The above image was taken on 15.2.2019 so there was still about a month until Instanssi. The rest of the time I mostly spent on tweaking colors, code and syncing everything together using Rocket. Ijoro made a beautiful skybox to replace the placeholder I had done.

I made a quick sketch of the bunny and Ninzo made a 3D model from that. Then I just had to reposition the lights. There was no graphical editor but atleast I had had the wisdom to make the demo load values from a config file and being able to reload the values while running saved so much time.

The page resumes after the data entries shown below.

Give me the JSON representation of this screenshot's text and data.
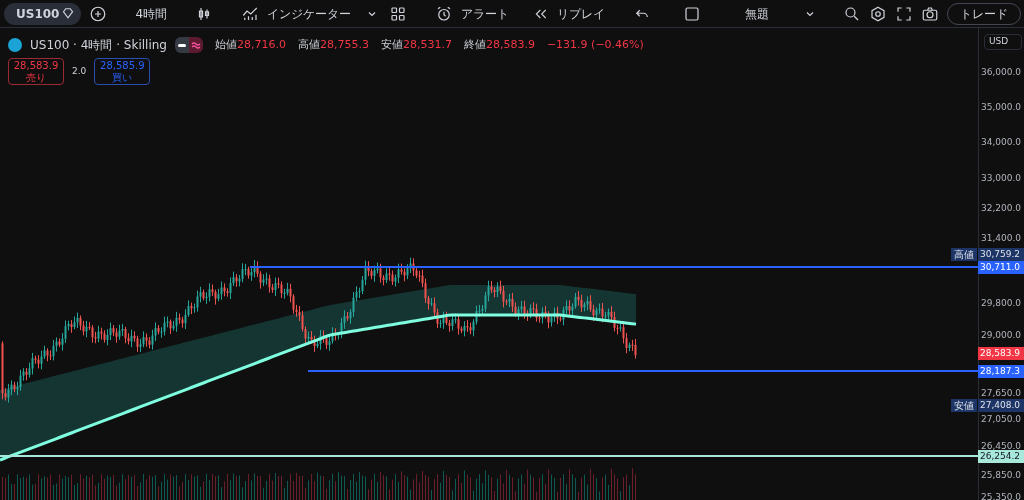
{
  "toolbar": {
    "symbol": "US100",
    "interval": "4時間",
    "indicators": "インジケーター",
    "alert": "アラート",
    "replay": "リプレイ",
    "layout_name": "無題",
    "trade": "トレード"
  },
  "legend": {
    "title": "US100 · 4時間 · Skilling",
    "ohlc": [
      {
        "label": "始値",
        "value": "28,716.0"
      },
      {
        "label": "高値",
        "value": "28,755.3"
      },
      {
        "label": "安値",
        "value": "28,531.7"
      },
      {
        "label": "終値",
        "value": "28,583.9"
      }
    ],
    "change": "−131.9 (−0.46%)",
    "sell": {
      "price": "28,583.9",
      "label": "売り"
    },
    "spread": "2.0",
    "buy": {
      "price": "28,585.9",
      "label": "買い"
    }
  },
  "price_axis": {
    "currency": "USD",
    "labels": [
      "36,000.0",
      "35,000.0",
      "34,000.0",
      "33,000.0",
      "32,200.0",
      "31,400.0",
      "29,800.0",
      "29,000.0",
      "27,650.0",
      "27,050.0",
      "26,450.0",
      "25,850.0",
      "25,350.0"
    ],
    "tags": [
      {
        "kind": "high",
        "label": "高値",
        "value": "30,759.2"
      },
      {
        "kind": "line",
        "value": "30,711.0"
      },
      {
        "kind": "last",
        "value": "28,583.9"
      },
      {
        "kind": "line",
        "value": "28,187.3"
      },
      {
        "kind": "low",
        "label": "安値",
        "value": "27,408.0"
      },
      {
        "kind": "teal",
        "value": "26,254.2"
      }
    ]
  }
}
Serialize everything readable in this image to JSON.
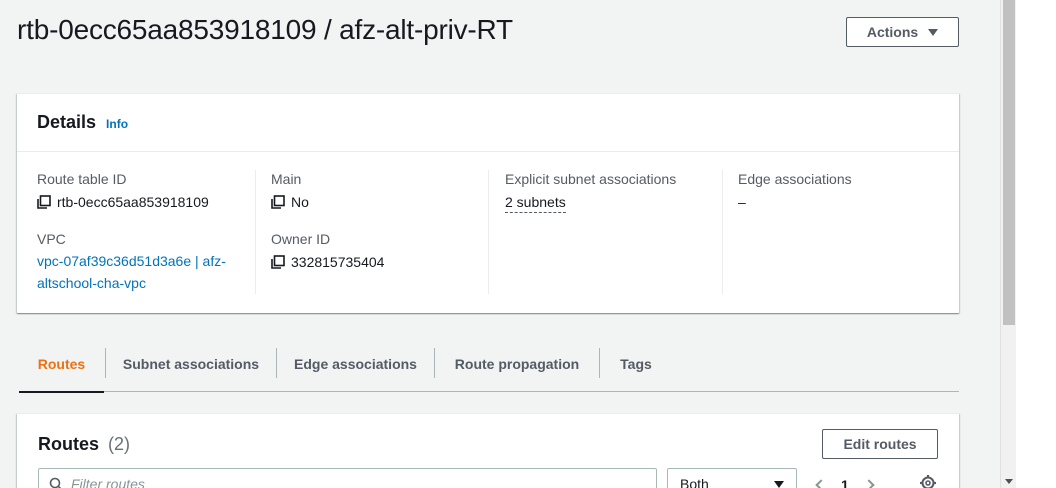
{
  "header": {
    "title": "rtb-0ecc65aa853918109 / afz-alt-priv-RT",
    "actions_label": "Actions"
  },
  "details": {
    "title": "Details",
    "info_label": "Info",
    "route_table_id_label": "Route table ID",
    "route_table_id_value": "rtb-0ecc65aa853918109",
    "vpc_label": "VPC",
    "vpc_value_line1": "vpc-07af39c36d51d3a6e | afz-",
    "vpc_value_line2": "altschool-cha-vpc",
    "main_label": "Main",
    "main_value": "No",
    "owner_id_label": "Owner ID",
    "owner_id_value": "332815735404",
    "explicit_subnet_label": "Explicit subnet associations",
    "explicit_subnet_value": "2 subnets",
    "edge_assoc_label": "Edge associations",
    "edge_assoc_value": "–"
  },
  "tabs": [
    {
      "label": "Routes",
      "active": true
    },
    {
      "label": "Subnet associations",
      "active": false
    },
    {
      "label": "Edge associations",
      "active": false
    },
    {
      "label": "Route propagation",
      "active": false
    },
    {
      "label": "Tags",
      "active": false
    }
  ],
  "routes": {
    "title": "Routes",
    "count": "(2)",
    "edit_label": "Edit routes",
    "filter_placeholder": "Filter routes",
    "select_value": "Both",
    "page_number": "1"
  },
  "colors": {
    "accent_orange": "#ec7211",
    "link_blue": "#0073bb",
    "text_dark": "#16191f",
    "background": "#f2f3f3"
  },
  "icons": {
    "copy": "copy-icon",
    "caret": "caret-down-icon",
    "search": "search-icon",
    "gear": "settings-icon"
  }
}
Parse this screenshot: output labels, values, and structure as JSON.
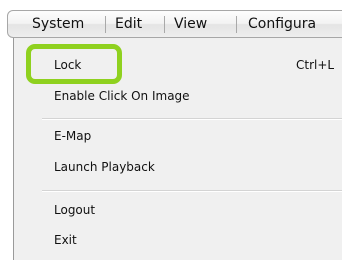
{
  "menubar": {
    "items": [
      "System",
      "Edit",
      "View",
      "Configura"
    ]
  },
  "menu": {
    "items": [
      {
        "label": "Lock",
        "shortcut": "Ctrl+L"
      },
      {
        "label": "Enable Click On Image"
      },
      {
        "label": "E-Map"
      },
      {
        "label": "Launch Playback"
      },
      {
        "label": "Logout"
      },
      {
        "label": "Exit"
      }
    ]
  },
  "colors": {
    "highlight": "#8fd11f",
    "menu_background": "#f0f0f0"
  }
}
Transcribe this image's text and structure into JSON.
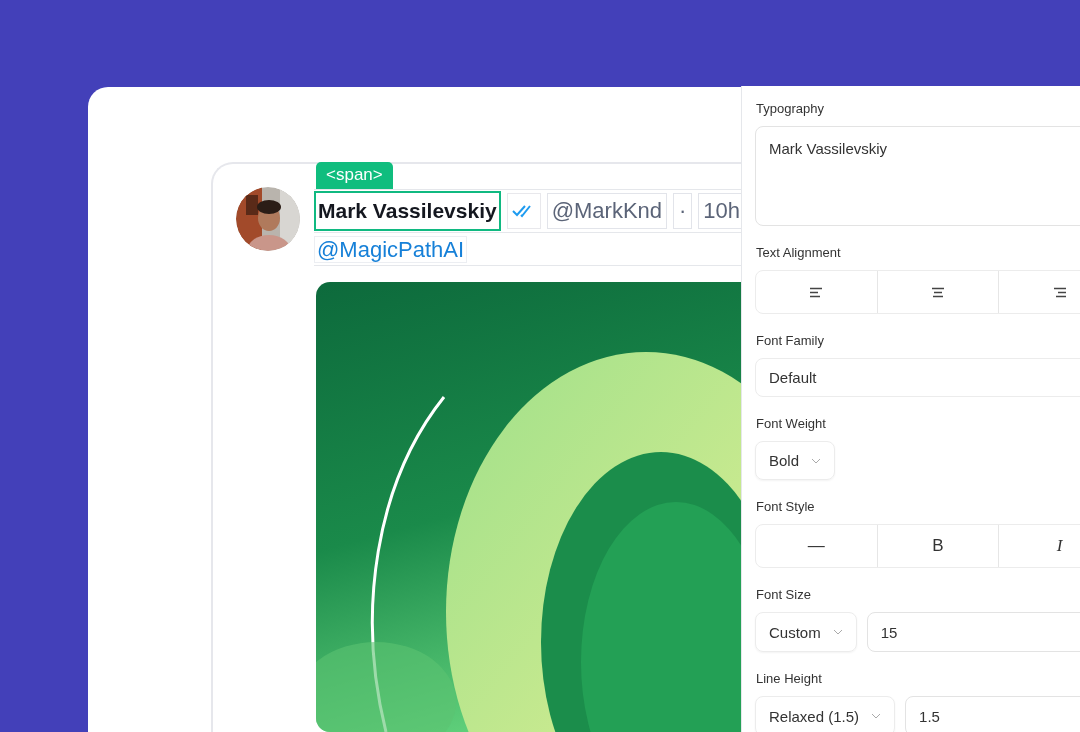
{
  "tweet": {
    "element_tag": "<span>",
    "author": {
      "name": "Mark Vassilevskiy",
      "verified": true,
      "handle": "@MarkKnd",
      "separator": "·",
      "time": "10h"
    },
    "mention": "@MagicPathAI"
  },
  "panel": {
    "sections": [
      {
        "kind": "textarea",
        "label": "Typography",
        "value": "Mark Vassilevskiy"
      },
      {
        "kind": "align",
        "label": "Text Alignment"
      },
      {
        "kind": "select",
        "label": "Font Family",
        "value": "Default",
        "chevron": false
      },
      {
        "kind": "select",
        "label": "Font Weight",
        "value": "Bold",
        "chevron": true
      },
      {
        "kind": "style",
        "label": "Font Style",
        "options": [
          {
            "label": "—",
            "italic": false
          },
          {
            "label": "B",
            "italic": false
          },
          {
            "label": "I",
            "italic": true
          }
        ]
      },
      {
        "kind": "combo",
        "label": "Font Size",
        "value": "Custom",
        "input": "15"
      },
      {
        "kind": "combo",
        "label": "Line Height",
        "value": "Relaxed (1.5)",
        "input": "1.5"
      }
    ]
  }
}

Last thing I did was to add support for controlling the lights at Instanssi using UDP-packets. I had never done that before, but C# made it easy. Or should I say too easy, because I did not realize that not finding the effect server at adress "valot.party" would prevent the demo from running :I

Windytan was making music while all this was going on. Their computer would not run the demo, because Mac OS does not support OpenGL or something. But I took a video and they timed the music to that. Here you can see the work in progress versions of the demo with music, first one is from 8.2.2019

And the second from 27.2.2019

Finally the demo was ready during the event when Windytan sent me the final edition of the music. It was a really magical feeling seeing it all come together and again seeing it on the big screen. I was super nervous and I was trembling all over. I haven't gotten such a feeling from any other creative endeavour I have undertaken so I think I'll continue to make demos <3

(And after the party I fixed the host not found -bug and added Naudio library to get Ogg Vorbis playback, but that broke linux compatibility. I quess like other art, demos are never really ready.)